Rising up hundreds of feet from the east side of the creek was an enormous slab of sandstone tilted back from the vertical, a common formation in the Santa Ynez Mountains that form the ridge behind Santa Barbara. This particular bare monolith had a series of plainly visible shallow oval caves that followed a line angling up from the creek, getting progressively smaller. The indigenous Chumash who found such a site in their natural world, would have placed great significance on it. The village that had existed along that creek had been well documented as an important crossroads, but its native population been wiped out by the European diseases and the cruel subjugation of the Spanish intrusion. We had probably been riding up through a ghost town of that village, now overgrown and invisible as the natural materials that they built their shelters and sweat lodges with melted back into the landscape.
Some of the larger niches were big enough for two people to climb into, so naturally we climbed in, and being lovers at the time, we did some smooching and horsing around in there. Who knows what purpose the caves played in their culture. They could have been like thrones, or box seats for the chieftains or shamans to overlook a ceremony or gathering below on the wide gravel bank. Maybe this clearing was their church and the caves were like altars where they would place offerings. Maybe it played a part in the preparation of their dead. Whatever it was, it was likely that our foolishness would be Kapu to the ancient ones.

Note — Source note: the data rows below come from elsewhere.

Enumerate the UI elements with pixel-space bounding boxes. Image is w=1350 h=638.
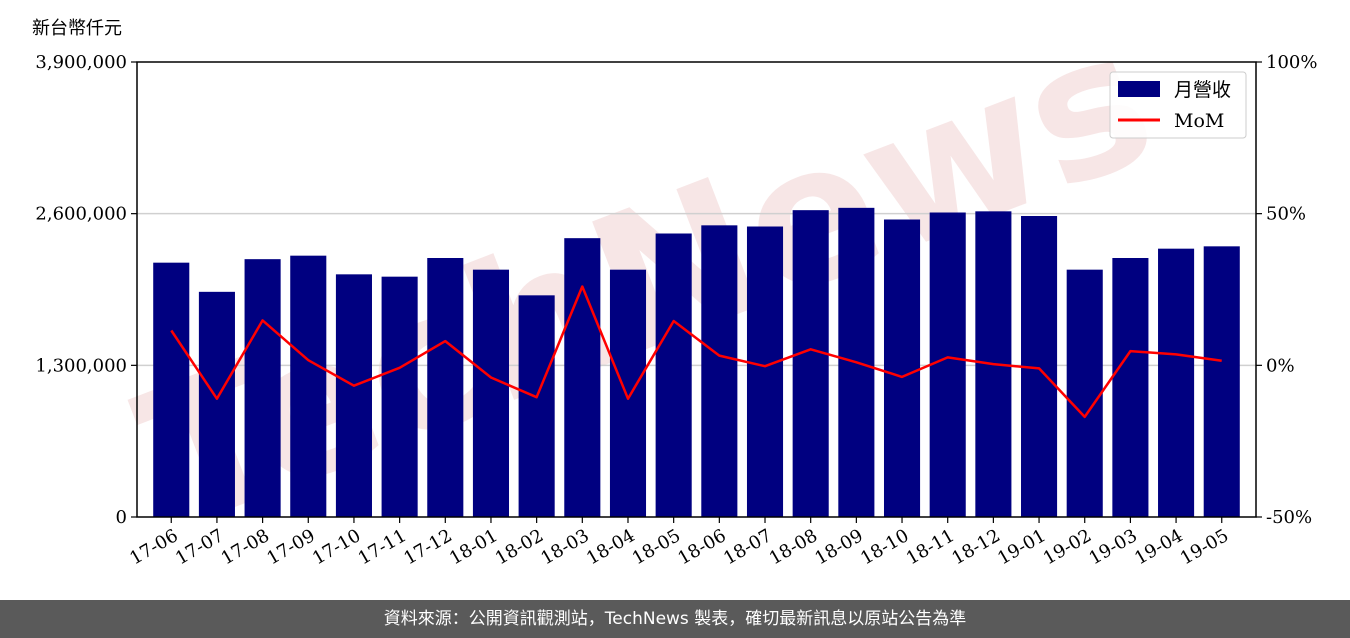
x-tick-label: 18-09 [811,525,866,569]
x-tick-label: 18-02 [492,525,547,569]
y-unit-label: 新台幣仟元 [32,18,122,39]
bar [518,295,555,517]
x-tick-label: 18-08 [766,525,821,569]
x-tick-label: 19-05 [1177,525,1232,569]
y-right-tick-label: 100% [1266,52,1317,73]
x-tick-label: 17-06 [126,525,181,569]
mom-line [170,285,1222,419]
plot-frame [136,61,1257,518]
bar [1158,248,1195,517]
y-left-tick-label: 2,600,000 [35,204,127,225]
x-tick-label: 19-02 [1040,525,1095,569]
legend-label: 月營收 [1174,79,1231,101]
bar [655,233,692,517]
y-right-tick-label: 0% [1266,355,1295,376]
x-tick-label: 18-04 [583,525,638,569]
x-tick-label: 18-06 [674,525,729,569]
x-tick-label: 17-11 [355,525,410,569]
bar [244,259,281,517]
x-tick-label: 18-11 [903,525,958,569]
x-tick-label: 18-12 [948,525,1003,569]
x-tick-label: 19-01 [994,525,1049,569]
x-tick-label: 19-04 [1131,525,1186,569]
x-tick-label: 19-03 [1085,525,1140,569]
bar [153,262,190,517]
bar [1112,258,1149,517]
x-tick-label: 18-05 [629,525,684,569]
y-right-tick-label: 50% [1266,204,1306,225]
bar [198,291,235,517]
bar [929,212,966,517]
legend-swatch-bar [1118,81,1160,97]
bar [792,210,829,517]
bar [883,219,921,517]
bar [1066,269,1103,517]
x-tick-label: 18-07 [720,525,775,569]
revenue-chart: TechNews 01,300,0002,600,0003,900,000-50… [32,0,1317,572]
bar [1203,246,1240,518]
y-left-tick-label: 1,300,000 [35,355,127,376]
bar [564,238,601,517]
source-footer: 資料來源：公開資訊觀測站，TechNews 製表，確切最新訊息以原站公告為準 [0,600,1350,638]
y-left-tick-label: 3,900,000 [35,52,127,73]
bar [609,269,647,517]
bar [335,274,372,517]
bar [746,226,784,517]
legend-label: MoM [1174,110,1224,132]
bar [701,225,738,518]
y-left-tick-label: 0 [116,507,127,528]
x-tick-label: 18-03 [537,525,592,569]
bar [381,276,418,517]
bar [290,255,327,517]
bars-layer [153,207,1240,518]
y-right-tick-label: -50% [1266,507,1312,528]
x-tick-label: 17-10 [309,525,364,569]
x-tick-label: 17-12 [400,525,455,569]
bar [427,258,464,517]
x-tick-label: 18-10 [857,525,912,569]
legend: 月營收 MoM [1109,71,1247,139]
line-layer [170,285,1222,419]
x-tick-label: 18-01 [446,525,501,569]
bar [472,269,510,517]
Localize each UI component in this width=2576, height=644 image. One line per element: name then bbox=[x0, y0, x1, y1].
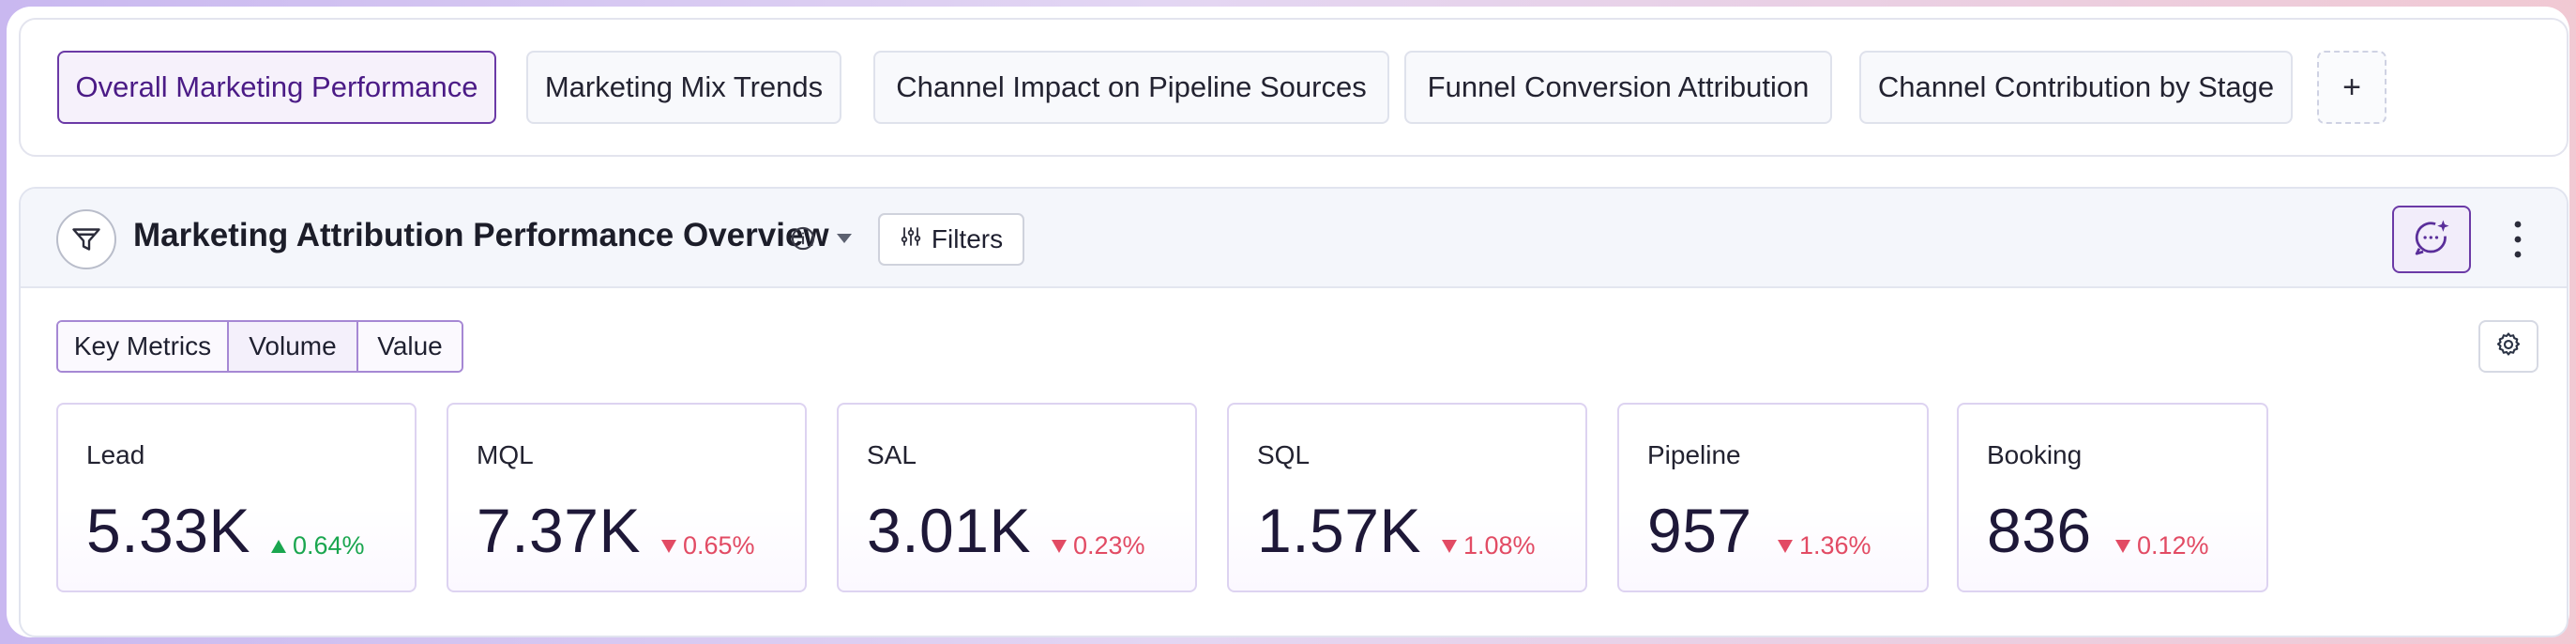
app-frame: Overall Marketing Performance Marketing … bbox=[7, 7, 2569, 637]
metric-value: 957 bbox=[1647, 496, 1752, 565]
metric-label: Lead bbox=[86, 440, 145, 469]
filters-button[interactable]: Filters bbox=[878, 213, 1024, 266]
metric-card-sql: SQL 1.57K 1.08% bbox=[1227, 403, 1587, 592]
metric-label: Pipeline bbox=[1647, 440, 1741, 469]
metric-value: 1.57K bbox=[1257, 496, 1421, 565]
settings-button[interactable] bbox=[2478, 320, 2538, 373]
metric-delta: 0.12% bbox=[2114, 531, 2209, 560]
caret-down-icon[interactable] bbox=[835, 231, 854, 251]
panel-header: Marketing Attribution Performance Overvi… bbox=[21, 189, 2567, 288]
metric-delta: 1.08% bbox=[1441, 531, 1536, 560]
metric-value: 7.37K bbox=[477, 496, 641, 565]
metric-card-mql: MQL 7.37K 0.65% bbox=[447, 403, 807, 592]
attribution-panel: Marketing Attribution Performance Overvi… bbox=[19, 187, 2568, 637]
metric-label: Booking bbox=[1987, 440, 2083, 469]
triangle-up-icon bbox=[271, 539, 286, 553]
metric-delta: 0.64% bbox=[270, 531, 365, 560]
segment-key-metrics[interactable]: Key Metrics bbox=[58, 322, 227, 371]
triangle-down-icon bbox=[661, 539, 676, 553]
kebab-icon[interactable] bbox=[2508, 217, 2527, 262]
sparkle-chat-icon bbox=[2411, 217, 2452, 263]
tab-marketing-mix-trends[interactable]: Marketing Mix Trends bbox=[526, 51, 841, 124]
ai-chat-button[interactable] bbox=[2392, 206, 2471, 273]
triangle-down-icon bbox=[1778, 539, 1793, 553]
metric-view-toggle: Key Metrics Volume Value bbox=[56, 320, 463, 373]
sliders-icon bbox=[900, 224, 922, 254]
metric-value: 3.01K bbox=[867, 496, 1031, 565]
metric-label: SAL bbox=[867, 440, 917, 469]
metric-card-lead: Lead 5.33K 0.64% bbox=[56, 403, 417, 592]
triangle-down-icon bbox=[1442, 539, 1457, 553]
tab-funnel-conversion-attribution[interactable]: Funnel Conversion Attribution bbox=[1404, 51, 1832, 124]
add-tab-button[interactable]: + bbox=[2317, 51, 2387, 124]
info-icon[interactable] bbox=[790, 225, 816, 256]
metric-delta: 0.23% bbox=[1051, 531, 1145, 560]
funnel-icon bbox=[56, 209, 116, 269]
tab-channel-contribution-by-stage[interactable]: Channel Contribution by Stage bbox=[1859, 51, 2293, 124]
metric-delta: 0.65% bbox=[660, 531, 755, 560]
metric-card-booking: Booking 836 0.12% bbox=[1957, 403, 2268, 592]
metric-delta: 1.36% bbox=[1777, 531, 1871, 560]
metric-label: SQL bbox=[1257, 440, 1311, 469]
metric-value: 836 bbox=[1987, 496, 2092, 565]
metric-card-sal: SAL 3.01K 0.23% bbox=[837, 403, 1197, 592]
metric-card-pipeline: Pipeline 957 1.36% bbox=[1617, 403, 1929, 592]
triangle-down-icon bbox=[2115, 539, 2130, 553]
tab-overall-marketing-performance[interactable]: Overall Marketing Performance bbox=[57, 51, 496, 124]
segment-volume[interactable]: Volume bbox=[227, 322, 356, 371]
metric-label: MQL bbox=[477, 440, 534, 469]
triangle-down-icon bbox=[1052, 539, 1067, 553]
filters-label: Filters bbox=[931, 224, 1004, 253]
metric-value: 5.33K bbox=[86, 496, 250, 565]
gear-icon bbox=[2494, 330, 2523, 363]
panel-title: Marketing Attribution Performance Overvi… bbox=[133, 217, 829, 253]
tab-channel-impact-on-pipeline-sources[interactable]: Channel Impact on Pipeline Sources bbox=[873, 51, 1389, 124]
dashboard-tab-bar: Overall Marketing Performance Marketing … bbox=[19, 18, 2568, 157]
segment-value[interactable]: Value bbox=[356, 322, 462, 371]
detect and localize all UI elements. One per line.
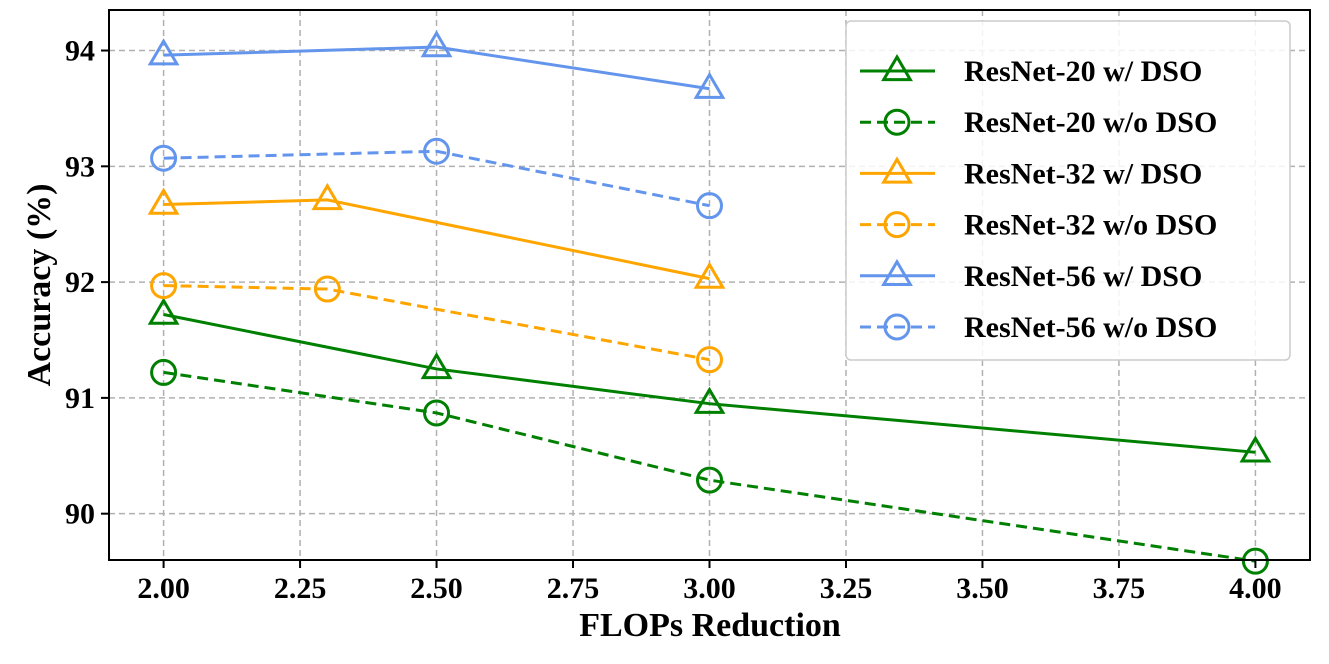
series-resnet-20-w-o-dso — [150, 358, 1269, 575]
x-tick-label: 4.00 — [1229, 572, 1282, 605]
legend-label: ResNet-56 w/o DSO — [964, 311, 1217, 344]
legend-item: ResNet-56 w/ DSO — [860, 258, 1202, 293]
data-point — [693, 71, 726, 99]
y-tick-label: 94 — [65, 35, 95, 68]
data-point — [150, 358, 178, 386]
data-point — [1241, 547, 1269, 575]
data-point — [423, 399, 451, 427]
data-point — [696, 466, 723, 494]
legend-marker — [881, 156, 913, 184]
legend-item: ResNet-32 w/o DSO — [860, 209, 1217, 242]
series-line — [163, 370, 1256, 563]
x-tick-label: 2.75 — [547, 572, 600, 605]
x-tick-label: 3.75 — [1093, 572, 1146, 605]
series-resnet-56-w-o-dso — [150, 137, 723, 220]
data-point — [150, 272, 178, 300]
legend-item: ResNet-32 w/ DSO — [860, 156, 1202, 190]
data-point — [147, 187, 180, 215]
data-point — [147, 297, 180, 325]
legend-marker — [883, 313, 911, 341]
legend-label: ResNet-56 w/ DSO — [964, 260, 1202, 293]
x-tick-label: 3.00 — [683, 572, 736, 605]
data-point — [693, 261, 726, 289]
legend: ResNet-20 w/ DSO ResNet-20 w/o DSO ResNet-… — [845, 20, 1291, 361]
series-resnet-32-w-dso — [147, 182, 726, 289]
legend-label: ResNet-32 w/o DSO — [964, 209, 1217, 242]
data-point — [311, 182, 344, 211]
x-tick-label: 2.00 — [137, 572, 190, 605]
series-layer — [147, 30, 1272, 575]
x-tick-label: 3.25 — [820, 572, 873, 605]
legend-frame — [845, 20, 1291, 361]
data-point — [696, 346, 723, 374]
data-point — [313, 275, 341, 303]
y-axis-label: Accuracy (%) — [21, 184, 58, 387]
series-line — [163, 45, 710, 91]
x-axis: 2.00 2.25 2.50 2.75 3.00 3.25 3.50 3.75 4.00 — [137, 560, 1282, 605]
legend-label: ResNet-32 w/ DSO — [964, 157, 1202, 190]
data-point — [147, 38, 180, 66]
y-axis: 90 91 92 93 94 — [65, 35, 109, 531]
series-line — [163, 313, 1256, 454]
data-point — [423, 137, 451, 165]
x-axis-label: FLOPs Reduction — [579, 607, 841, 644]
legend-item: ResNet-20 w/o DSO — [860, 106, 1217, 139]
data-point — [693, 386, 726, 414]
data-point — [1239, 435, 1272, 463]
y-tick-label: 90 — [65, 498, 95, 531]
data-point — [420, 351, 453, 380]
series-resnet-56-w-dso — [147, 30, 726, 99]
data-point — [420, 30, 453, 58]
series-line — [163, 284, 710, 362]
data-point — [150, 144, 178, 172]
y-tick-label: 93 — [65, 150, 95, 183]
data-point — [696, 192, 723, 220]
series-resnet-20-w-dso — [147, 297, 1272, 463]
y-tick-label: 92 — [65, 266, 95, 299]
legend-label: ResNet-20 w/ DSO — [964, 55, 1202, 88]
legend-marker — [881, 54, 913, 82]
legend-label: ResNet-20 w/o DSO — [964, 106, 1217, 139]
x-tick-label: 2.50 — [410, 572, 463, 605]
legend-item: ResNet-20 w/ DSO — [860, 54, 1202, 88]
legend-item: ResNet-56 w/o DSO — [860, 311, 1217, 344]
series-line — [163, 198, 710, 281]
legend-marker — [883, 211, 911, 239]
legend-marker — [883, 108, 911, 136]
series-line — [163, 149, 710, 208]
series-resnet-32-w-o-dso — [150, 272, 723, 374]
x-tick-label: 3.50 — [956, 572, 1009, 605]
y-tick-label: 91 — [65, 382, 95, 415]
legend-marker — [881, 258, 913, 286]
x-tick-label: 2.25 — [274, 572, 327, 605]
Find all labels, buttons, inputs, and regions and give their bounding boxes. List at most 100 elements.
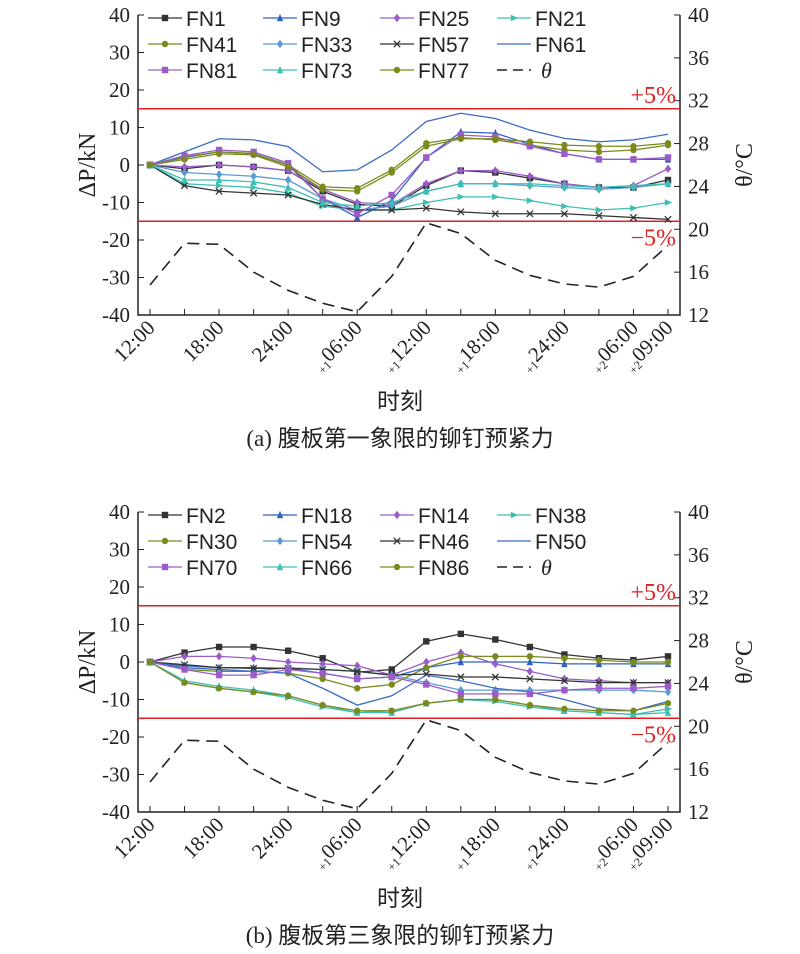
y2-tick-label: 12 [688,303,709,327]
y-tick-label: -10 [102,191,130,215]
y-tick-label: 20 [109,78,130,102]
data-point [215,175,223,184]
data-point [388,198,395,206]
data-point [422,204,430,212]
data-point [629,213,638,222]
data-point [492,166,499,175]
series-fn57 [146,161,672,224]
limit-label: −5% [630,225,676,251]
legend-label: FN25 [418,8,469,31]
legend-marker [161,511,169,519]
legend-label: FN21 [535,8,586,31]
legend-marker [393,537,401,545]
data-point [629,678,638,687]
series-fn25 [146,160,672,209]
y2-tick-label: 12 [688,800,709,824]
legend-marker [276,65,284,74]
data-point [457,166,464,175]
series-line [149,655,668,689]
data-point [457,690,464,698]
data-point [215,671,223,679]
legend-item: FN1 [148,8,226,31]
y-tick-label: -20 [102,725,130,749]
data-point [250,654,257,663]
data-point [181,156,188,163]
data-point [250,688,257,696]
data-point [249,664,258,673]
data-point [388,681,395,688]
y2-tick-label: 32 [688,586,709,610]
x-tick-label: 18:00 [178,813,229,864]
y-tick-label: 30 [109,538,130,562]
series-line [149,661,669,712]
data-point [181,175,188,184]
data-point [457,657,464,666]
limit-label: +5% [630,83,676,109]
data-point [284,183,292,191]
legend-marker [161,66,169,74]
legend-item: FN61 [497,34,586,57]
chart-caption: (b) 腹板第三象限的铆钉预紧力 [246,923,555,948]
y-tick-label: -30 [102,763,130,787]
data-point [491,210,499,218]
data-point [595,707,603,714]
legend-label: FN54 [301,531,353,554]
data-point [630,710,637,718]
series-line [149,164,669,211]
series-line [149,164,669,221]
x-axis-label: 时刻 [377,886,423,911]
series-line [149,138,669,192]
data-point [561,655,568,662]
series-fn70 [146,658,672,698]
limit-label: −5% [630,722,676,748]
data-point [595,211,603,220]
data-point [181,679,188,686]
data-point [526,179,534,187]
legend-label: FN61 [535,34,586,57]
data-point [492,636,499,643]
data-point [215,643,223,651]
data-point [250,151,257,159]
data-point [319,655,326,662]
data-point [526,657,534,666]
data-point [664,164,672,173]
legend-item: FN57 [380,34,469,57]
data-point [664,683,672,690]
legend-label: FN50 [535,531,586,554]
data-point [664,199,673,206]
legend-item: FN9 [263,8,341,31]
data-point [457,208,465,216]
data-point [630,143,637,150]
data-point [388,206,396,214]
legend-marker [393,510,401,520]
x-tick-label: 18:00 [178,316,229,367]
legend-label: FN14 [418,505,470,528]
data-point [630,707,637,714]
x-tick-label: +106:00 [307,813,368,874]
data-point [215,685,223,692]
series-fn86 [146,658,672,714]
data-point [595,678,603,687]
data-point [181,168,188,177]
series-line [149,164,669,206]
data-point [630,658,637,666]
data-point [215,170,223,179]
data-point [146,658,154,666]
data-point [664,658,672,666]
data-point [526,138,534,145]
data-point [561,203,569,210]
legend-marker [161,537,169,545]
data-point [388,673,395,681]
data-point [630,685,637,692]
legend-label: FN46 [418,531,469,554]
data-point [354,661,361,670]
data-point [319,659,326,669]
series-fn41 [146,134,672,192]
x-tick-label: +118:00 [445,813,506,874]
x-tick-time: 24:00 [247,813,298,864]
data-point [491,673,499,681]
data-point [492,193,500,201]
data-point [215,146,223,154]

After about 20 minutes of enjoying this special place we retraced our steps back to the truck. I found a place to turn around after the creek had crossed the road. It was a warm day and we had the windows of the truck down. After a quarter of a mile, I noticed that there was a little whirlwind in the road that seemed to be following after us, and picking up speed. As the road came down into the lemons and straightened out parallel to the tree rows, the dust devil veered off into orchard on our left. The road continued another 75 yards straight and took a sharp left turn along somebody's property line. I could see the column of dust rising off in the lemon trees, and we were on a collision course. When we got to the tree row it was following, it came roaring out stronger than ever and seemed to go right through our open windows, filling the cab with a swirling mix of dust and pebbles and leaves, before it ran off and upward into the sky down toward the ocean.
I later learned that to the Chumash this kind of thing was well known. A dust devil was considered a Hap-Hap, an energetic spirit being that always appears with something angry to say. Jana had never been in this part of the world, and didn't know anything about Chumash lore, but she found that place like there were searchlights attached to it. Magic things like that happen around her, like our time in Hawaii. That day, I'm pretty sure we were scolded by a genuine Hap-Hap for our irreverence in a sacred place.